“There’s no bad weather, just bad gear”. This is the response to “inclement” weather in the paddle industry with those die-hard paddlers who love their sport so much there’s no season that will deter them. And honestly, it’s (mostly) true. We live in a time where we’ve discovered synthetics (albeit HORRIBLE for the environment but oh so cozy for our wimpy, hairless human bodies). Last weekend was testiment to this golden rule of gear vs weather.
It’d been two months…ok 6 weeks…since I’d paddled but I felt so ready to get on my board and I’m not scared of cooler temps. I have all the gear and was going to be near a few river stretches with some time on my hands. With that in mind, Friday we paddled a really easy section of the Clackamas. Donned with drysuits, pile onesies and all the neoprene “whatever”, we hit the water. And ROASTED the whole time. It was sunny and about 53 degrees ambient air temperature–beautiful, no real rapids to write home about but SO nice to be on the water.
What really got me excited was paddling a river I’d never done and has been on my bucket list–the White Salmon (below Husom Falls). It was a small group of us, and even smaller group on a paddleboard. Myself, Sam and a buddy of his plus four kayakers. I put in below Rattlesnake Rapids because, well, I’d have almost surely fallen in and didn’t want to begin my day in the water. This day was NOT 53 and sunny. It was about 32 degrees with long icicles hanging from the sides of the gorge. Cold and cloudy but undeniably beautiful. The White Salmon is different than I’m used to paddling…narrower, gorged out and continuous. SO SO fun. Weird side note…the rapids get easier the farther down you go, until a drop right before the takeout that snuck up on me (and wasn’t reported by my fearless leader who knew it was coming but probably knew it best not to mention)?
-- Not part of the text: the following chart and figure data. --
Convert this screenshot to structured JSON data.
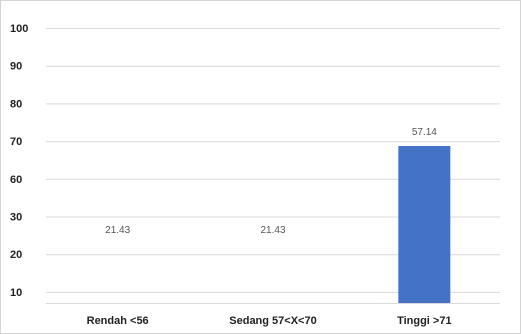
{
  "chart_data": {
    "type": "bar",
    "categories": [
      "Rendah <56",
      "Sedang 57<X<70",
      "Tinggi >71"
    ],
    "values": [
      21.43,
      21.43,
      57.14
    ],
    "data_labels": [
      "21.43",
      "21.43",
      "57.14"
    ],
    "y_tick_labels": [
      "100",
      "90",
      "80",
      "70",
      "60",
      "30",
      "20",
      "10"
    ],
    "title": "",
    "xlabel": "",
    "ylabel": "",
    "ylim": [
      0,
      100
    ],
    "grid": true,
    "legend": "none",
    "bar_color": "#4472C4",
    "grid_color": "#d9d9d9"
  }
}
I made the first necessary move totally on purpose, and then the second crucial move, I felt, was made by my board which happily followed the best line and I stayed on my board)…haha
Throughout the run I felt a little like Bambi on ice since I was paddling on my new Badfish that I’ve only paddled two or three times, plus not having paddled for a while. And yeah, freezing temps apparently make me less ballsy. I will say without question, my core never got cold. Not for a minute. My feet were ice cubes even wearing neoprene socks under my drysuit booties and Tevas. Then again, my feet were wet the whole time. Was it worth it? Absolutely. There’s also something strangely satisfying about “suffering” a little to do what you love, and the incredible feeling of then, getting warmed up. I don’t know if others share this strange opinion. In many cases I’ve treated myself with tater tots after (not this time) but loved the takeout Thai food we eventually inhaled once getting back to Portland and cozying up in the warmth and comfort of home. Maybe running rivers in the winter isn’t for everyone, but there’s more to do than skiing this time of year (although that’s great too!). Consider getting out there–it’s beautiful and there’s gear to help!!
Thanks for listening…see ya out there on the frisky ripples.